What Can We Make of Michael Bay's 3D Blues?

What Can We Make of Michael Bay's 3D Blues?

As it turns out, Michael Bay is a 3D hater, too.

Well, at least in his Michael Bay way. In an amusingly self-serious piece in Deadline New York last week, Bay took the opportunity to lament that Paramount execs are pressuring him to convert Transformers 3 to 3D, an often prohibitively expensive process that the James Cameron school eschews in favor of actually shooting in 3D. Bay, bless his soul, thinks the cameras are too big. “Studios might be willing to sacrifice the look and use the gimmick to make $3 more a ticket, but I’m not,” Bay said, blissfully unaware of his place in the pop-culture landscape.

Bay, of course, is a chief officer in the Hollywood campaign to make movies incomprehensible if there isn’t a cut every three seconds, and his stand against sloppy 3D seems, well, a little absurd. (“People can say whatever they want about my movies, but they are technically precise, and if this isn’t going to be excellent, I don’t want to do it,” he told Deadline in his defense.) We could reasonably make the argument that his take on the blockbuster helped usher in the fledgling 3D era, where new avenues to assault the audience with visual effects are always welcome.

To his credit, though, Bay brings a serious-minded approach to the discussion of 3D, which is rapidly invading studio execs’ fearsome psyches. Clash of the Titans, one of this year’s blockbuster hopefuls, underwent a transformation to 3D at the 11th hour earlier this year. From the moment Avatar went from game-changing prophecy to astonishing phenomenon, the fate of 3D seemed irrevocably tied to Hollywood’s new business potential, an answer to the growing market for video on demand. We’ve all heard about 3D televisions, yes, but how can that really compare to the theatrical experience?

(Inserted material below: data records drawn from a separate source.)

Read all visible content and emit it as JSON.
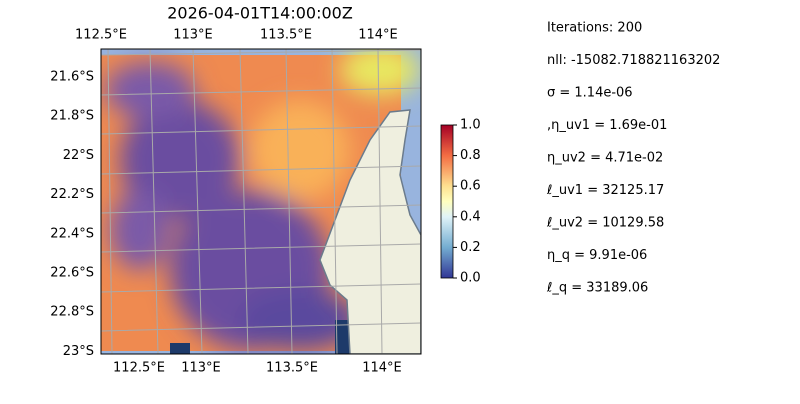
{
  "header": {
    "title": "2026-04-01T14:00:00Z"
  },
  "map": {
    "top_lon_labels": [
      "112.5°E",
      "113°E",
      "113.5°E",
      "114°E"
    ],
    "bottom_lon_labels": [
      "112.5°E",
      "113°E",
      "113.5°E",
      "114°E"
    ],
    "lat_labels": [
      "21.6°S",
      "21.8°S",
      "22°S",
      "22.2°S",
      "22.4°S",
      "22.6°S",
      "22.8°S",
      "23°S"
    ]
  },
  "colorbar": {
    "lim": [
      0,
      1
    ],
    "ticks": [
      {
        "value": 0,
        "label": "0.0"
      },
      {
        "value": 0.2,
        "label": "0.2"
      },
      {
        "value": 0.4,
        "label": "0.4"
      },
      {
        "value": 0.6,
        "label": "0.6"
      },
      {
        "value": 0.8,
        "label": "0.8"
      },
      {
        "value": 1,
        "label": "1.0"
      }
    ]
  },
  "stats": [
    "Iterations: 200",
    "nll: -15082.718821163202",
    "σ = 1.14e-06",
    ",η_uv1 = 1.69e-01",
    "η_uv2 = 4.71e-02",
    "ℓ_uv1 = 32125.17",
    "ℓ_uv2 = 10129.58",
    "η_q = 9.91e-06",
    "ℓ_q = 33189.06"
  ]
}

In a recent New Yorker piece, film critic Anthony Lane took up the issue, and his conclusions are humbling. Although 3D seems finally to have found the technological ability to move beyond its gimmicky roots, he argues, the desire for a third dimension has long been present in the movies we watch. He cites the floating bullets in The Matrix, among other iconic movie sequences. “These are not 3-D movies, yet the ghost of 3-D hangs over them and haunts their spatial desires,” he writes.

It’s hard to argue with that. Crocodile tears for Bay’s supposed predicament aside, it seems unlikely at this point that 3D will simply be a fad, and in any case Bay’s objection is technical—he just wants to use the best technology available. Aren’t we all essentially of the same mind? In Lane’s view, we’ve long been watching big-ticket 3D movies, they’ve just been shackled in 2D. The goofy glasses aren’t the problem; 3D could well be about what we crave as viewers, even if we don’t know it.